Rafale survolant le théâtre irakien en opération Chammal - photo Marine Nationale

 

07/05/2015 Sources : Marine nationale

 

Lancée depuis le 19 septembre 2014 à la demande du gouvernement irakien et dans le cadre de la coalition internationale, l’opération Chammal, a conduit la France à assurer un soutien aux forces de sécurité irakiennes contre le groupe terroriste Daech. Ainsi, le groupe aéronaval (GAN), déployé en mission Arromanches depuis le 13 janvier 2015, a participé du 23 février au 18 avril à l’opération Chammal depuis le Golfe arabo-persique. Pendant huit semaines, les aéronefs du GAé ont participé, à partir du porte-avions Charles de Gaulle, aux opérations aériennes au-dessus du territoire irakien aux côtés des aéronefs de l’armée de l’Air. Intégré dans une coalition internationale, le GAé a utilisé au mieux les capacités de ses avions pour mener efficacement  10 à 15 sorties opérationnelles quotidiennes. Mettant à profit son entrainement, le GAé s’est immédiatement adapté aux spécificités du théâtre Irakien.

 

Le Groupe aérien embarqué

Structuré en trois flottilles (11F sur Rafale Marine, 17F sur Super Étendard modernisé et 4F sur Hawkeye), d’un détachement de la flottille d’hélicoptère (35F) et un centre d’expertise, le groupe aérien embarqué est constitué de 450 marins. Chaque jour, les techniciens, pilotes et soutiens du GAé ont mis en œuvre les Rafale Marine, Super Etendard modernisés et le Hawkeyeafin de remplir les missions confiées.

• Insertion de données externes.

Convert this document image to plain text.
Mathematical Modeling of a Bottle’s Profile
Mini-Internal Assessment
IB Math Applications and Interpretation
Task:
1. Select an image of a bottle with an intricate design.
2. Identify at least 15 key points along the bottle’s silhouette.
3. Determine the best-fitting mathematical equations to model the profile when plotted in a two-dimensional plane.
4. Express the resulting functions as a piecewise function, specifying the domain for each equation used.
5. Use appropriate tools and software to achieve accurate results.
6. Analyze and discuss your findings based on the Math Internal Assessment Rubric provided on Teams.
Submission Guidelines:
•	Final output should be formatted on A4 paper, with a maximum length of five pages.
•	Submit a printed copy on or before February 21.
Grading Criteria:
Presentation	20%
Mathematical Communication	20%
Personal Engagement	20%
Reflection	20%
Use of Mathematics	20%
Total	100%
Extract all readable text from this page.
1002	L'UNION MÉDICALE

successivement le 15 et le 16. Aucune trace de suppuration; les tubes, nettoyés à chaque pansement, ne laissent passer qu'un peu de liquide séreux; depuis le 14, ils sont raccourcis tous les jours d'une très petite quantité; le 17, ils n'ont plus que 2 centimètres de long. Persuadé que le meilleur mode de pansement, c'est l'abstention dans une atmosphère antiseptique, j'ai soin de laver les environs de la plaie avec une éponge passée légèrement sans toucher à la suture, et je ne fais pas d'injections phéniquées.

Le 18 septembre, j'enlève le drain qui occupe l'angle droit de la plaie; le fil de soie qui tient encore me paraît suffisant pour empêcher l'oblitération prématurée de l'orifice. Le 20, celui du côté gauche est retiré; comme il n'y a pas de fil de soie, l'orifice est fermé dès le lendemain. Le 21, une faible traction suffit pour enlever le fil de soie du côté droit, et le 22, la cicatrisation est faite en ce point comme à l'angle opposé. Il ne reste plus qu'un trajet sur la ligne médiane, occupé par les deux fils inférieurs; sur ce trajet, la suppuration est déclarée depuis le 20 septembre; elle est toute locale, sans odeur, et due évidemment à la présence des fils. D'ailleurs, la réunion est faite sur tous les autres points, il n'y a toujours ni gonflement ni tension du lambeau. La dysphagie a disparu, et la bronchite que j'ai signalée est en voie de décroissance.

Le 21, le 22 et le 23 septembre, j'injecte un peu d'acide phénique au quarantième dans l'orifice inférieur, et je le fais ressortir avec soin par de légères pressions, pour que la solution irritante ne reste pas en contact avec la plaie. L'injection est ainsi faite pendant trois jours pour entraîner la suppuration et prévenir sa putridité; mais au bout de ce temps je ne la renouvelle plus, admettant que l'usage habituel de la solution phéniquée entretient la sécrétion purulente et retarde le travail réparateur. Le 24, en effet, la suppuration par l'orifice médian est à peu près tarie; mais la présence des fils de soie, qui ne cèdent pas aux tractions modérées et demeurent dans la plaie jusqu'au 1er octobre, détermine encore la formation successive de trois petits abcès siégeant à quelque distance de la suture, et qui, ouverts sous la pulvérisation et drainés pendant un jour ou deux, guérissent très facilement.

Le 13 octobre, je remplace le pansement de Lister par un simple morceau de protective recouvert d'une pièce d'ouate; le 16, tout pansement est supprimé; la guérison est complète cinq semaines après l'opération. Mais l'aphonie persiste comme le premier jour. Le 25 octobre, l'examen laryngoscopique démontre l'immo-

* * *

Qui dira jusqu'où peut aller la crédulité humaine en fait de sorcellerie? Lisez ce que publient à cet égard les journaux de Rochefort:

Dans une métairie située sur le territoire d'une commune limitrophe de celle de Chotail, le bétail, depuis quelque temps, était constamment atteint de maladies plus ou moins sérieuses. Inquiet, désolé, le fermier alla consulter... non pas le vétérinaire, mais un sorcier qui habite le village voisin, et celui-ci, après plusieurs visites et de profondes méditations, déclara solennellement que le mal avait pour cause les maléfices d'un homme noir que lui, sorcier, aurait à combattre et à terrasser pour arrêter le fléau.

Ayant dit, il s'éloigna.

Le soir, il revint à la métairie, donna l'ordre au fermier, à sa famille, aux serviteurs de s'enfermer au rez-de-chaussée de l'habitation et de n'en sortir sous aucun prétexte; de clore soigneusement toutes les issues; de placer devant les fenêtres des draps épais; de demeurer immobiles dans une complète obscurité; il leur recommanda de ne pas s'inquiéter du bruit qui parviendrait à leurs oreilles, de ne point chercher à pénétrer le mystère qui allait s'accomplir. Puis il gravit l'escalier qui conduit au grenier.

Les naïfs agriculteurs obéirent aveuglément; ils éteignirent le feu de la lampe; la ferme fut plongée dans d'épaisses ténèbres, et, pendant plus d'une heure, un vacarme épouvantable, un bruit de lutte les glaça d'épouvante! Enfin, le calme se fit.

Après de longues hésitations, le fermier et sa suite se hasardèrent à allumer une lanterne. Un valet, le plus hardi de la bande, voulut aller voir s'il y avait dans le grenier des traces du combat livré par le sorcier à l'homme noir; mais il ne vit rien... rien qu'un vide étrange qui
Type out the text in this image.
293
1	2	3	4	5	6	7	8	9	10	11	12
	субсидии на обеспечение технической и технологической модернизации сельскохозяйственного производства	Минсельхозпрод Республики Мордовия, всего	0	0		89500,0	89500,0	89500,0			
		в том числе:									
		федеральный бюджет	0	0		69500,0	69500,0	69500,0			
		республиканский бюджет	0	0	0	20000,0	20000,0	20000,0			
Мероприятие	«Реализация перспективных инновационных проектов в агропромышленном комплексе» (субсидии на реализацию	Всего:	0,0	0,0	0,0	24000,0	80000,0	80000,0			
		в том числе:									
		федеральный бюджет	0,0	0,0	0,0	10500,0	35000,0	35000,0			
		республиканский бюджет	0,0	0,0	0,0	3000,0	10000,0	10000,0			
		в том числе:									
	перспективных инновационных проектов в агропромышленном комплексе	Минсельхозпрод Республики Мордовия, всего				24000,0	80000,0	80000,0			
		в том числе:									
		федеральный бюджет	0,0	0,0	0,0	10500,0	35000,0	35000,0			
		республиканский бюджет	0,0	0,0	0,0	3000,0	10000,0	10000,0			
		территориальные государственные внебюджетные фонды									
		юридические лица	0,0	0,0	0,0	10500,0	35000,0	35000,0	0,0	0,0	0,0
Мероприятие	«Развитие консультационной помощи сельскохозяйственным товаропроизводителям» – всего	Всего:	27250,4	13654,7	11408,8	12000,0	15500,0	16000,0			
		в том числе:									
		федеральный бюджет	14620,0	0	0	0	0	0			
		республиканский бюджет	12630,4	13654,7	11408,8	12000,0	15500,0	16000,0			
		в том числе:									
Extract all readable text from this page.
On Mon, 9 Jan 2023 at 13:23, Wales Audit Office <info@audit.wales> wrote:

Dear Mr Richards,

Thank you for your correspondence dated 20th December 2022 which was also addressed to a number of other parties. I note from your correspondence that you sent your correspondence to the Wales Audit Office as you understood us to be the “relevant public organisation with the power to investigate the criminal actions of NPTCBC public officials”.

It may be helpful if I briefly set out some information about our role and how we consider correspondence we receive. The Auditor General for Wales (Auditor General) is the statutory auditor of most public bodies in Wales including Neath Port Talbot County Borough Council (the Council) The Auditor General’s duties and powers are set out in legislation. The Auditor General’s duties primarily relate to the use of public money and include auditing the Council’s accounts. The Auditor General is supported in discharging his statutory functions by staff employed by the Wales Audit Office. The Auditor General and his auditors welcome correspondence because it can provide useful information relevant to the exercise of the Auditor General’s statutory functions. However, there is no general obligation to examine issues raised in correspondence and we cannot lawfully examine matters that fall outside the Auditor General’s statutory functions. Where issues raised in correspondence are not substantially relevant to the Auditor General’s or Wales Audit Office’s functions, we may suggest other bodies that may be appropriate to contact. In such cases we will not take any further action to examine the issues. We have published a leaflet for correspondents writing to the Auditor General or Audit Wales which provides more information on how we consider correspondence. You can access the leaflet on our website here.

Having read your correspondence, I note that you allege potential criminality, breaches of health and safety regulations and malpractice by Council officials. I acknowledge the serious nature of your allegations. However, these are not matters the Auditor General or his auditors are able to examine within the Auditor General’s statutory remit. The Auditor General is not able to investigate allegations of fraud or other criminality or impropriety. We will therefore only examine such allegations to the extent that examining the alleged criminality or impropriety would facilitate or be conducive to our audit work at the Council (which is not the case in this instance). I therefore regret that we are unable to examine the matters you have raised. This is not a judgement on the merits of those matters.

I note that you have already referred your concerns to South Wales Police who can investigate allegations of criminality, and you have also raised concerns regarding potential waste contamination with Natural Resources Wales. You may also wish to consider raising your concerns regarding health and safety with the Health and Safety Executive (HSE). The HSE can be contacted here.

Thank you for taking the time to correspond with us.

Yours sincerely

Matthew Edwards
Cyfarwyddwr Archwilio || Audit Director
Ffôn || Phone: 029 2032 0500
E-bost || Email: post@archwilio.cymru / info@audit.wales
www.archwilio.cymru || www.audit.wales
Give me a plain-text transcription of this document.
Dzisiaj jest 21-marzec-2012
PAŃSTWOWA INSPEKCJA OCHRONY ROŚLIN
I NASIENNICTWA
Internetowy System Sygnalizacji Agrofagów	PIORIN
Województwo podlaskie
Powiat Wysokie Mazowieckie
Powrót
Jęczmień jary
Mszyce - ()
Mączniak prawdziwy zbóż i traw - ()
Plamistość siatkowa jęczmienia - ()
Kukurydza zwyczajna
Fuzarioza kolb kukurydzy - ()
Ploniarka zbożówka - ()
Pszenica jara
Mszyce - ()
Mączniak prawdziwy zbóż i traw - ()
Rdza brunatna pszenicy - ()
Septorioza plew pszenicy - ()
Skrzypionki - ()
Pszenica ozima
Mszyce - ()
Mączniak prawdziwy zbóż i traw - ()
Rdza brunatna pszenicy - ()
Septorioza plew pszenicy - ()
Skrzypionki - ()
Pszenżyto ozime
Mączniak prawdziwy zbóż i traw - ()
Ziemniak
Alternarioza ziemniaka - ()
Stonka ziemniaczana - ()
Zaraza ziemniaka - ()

La flottille 11F a mis en œuvre 12 Rafale Marine (RFM), avion de dernière génération qui a une nouvelle fois montré tout son potentiel. Doyenne des flottilles de chasse (93 ans), la Furieuse est équipée du RFM depuis 2011. L’Irak est donc son premier engagement majeur avec cet appareil. Omni-rôles, les chasseurs ont rempli plusieurs missions : surveillance des zones d’intérêt grâce aux capteurs du RFM, frappes d’opportunité au sol (Close Air Support) en soutien des troupes Irakiennes ou Peshmerga, frappes  planifiées (« deliberate ») (, reconnaissance et cartographie de l’adversaire (prise de photos d’objectif notamment grâce au POD reco), ainsi que nounou mission (ravitaillement d’un avion de chasse par un autre au départ de la mission). Avec la liaison de données L16 offrant une excellente compréhension de l’environnement tactique, ses armements permettant des frappes air/sol de précision (guidage laser ou GPS), le Rafale a permis à ses pilotes de remplir efficacement leurs différentes missions, notamment l’appui aérien, surveillant, identifiant et frappant si nécessaire.

Dernière flottille équipée de Super Étendard modernisés, la  Glorieuse17F a également assuré de nombreuses missions de combat. Le doyen des avions de combat français n’a pas failli à sa réputation et a contribué aux efforts de la force française et de la coalition en conduisant quotidiennement les multiples missions d’appui des forces de sécurité en Irak grâce à un armement parfaitement adapté au conflit. Equipés  de pods ATLIS et Damoclès, de bombes GBU 49 guidées GPS utilisables par tous les temps, et de bombes GBU 58, les pilotesont mené des missions à des distances inédites du Charles de Gaulle aux commandes d’un aéronef exigeant et performant qui combine une cellule ancienne et une modernisation à la pointe de son système d’armes. Après avoir soufflé ses quarante bougies, le SEM a assuré ses missions air/sol avec une efficacité toujours renouvelée.

Le GAé a également mis en œuvre le Hawkeyede la flottille 4F, les « yeux de l’Irak ». Non armé, sa vocation est de veiller et de coordonner l’action des moyens aériens. Plate-forme aéroportée dotée d’un radar, de liaison de données radios et satellite, le Hawkeye (ou E2C) s’est distingué dans sa mission AB3C (Airborn Command, Control and Communication). Quotidiennement, il a contrôlé en moyenne une cinquantaine d’avions de chasse et d’avions ravitailleur de toutes nationalités. Grâce aux systèmes de communication variés de l’E2C, les tacticiens aéronautiques faisaient le lien entre les patrouilles et les états-majors afin de reporter en temps réel la situation aérienne sur le théâtre, permettant ainsi de réduire le délai des prises de décision.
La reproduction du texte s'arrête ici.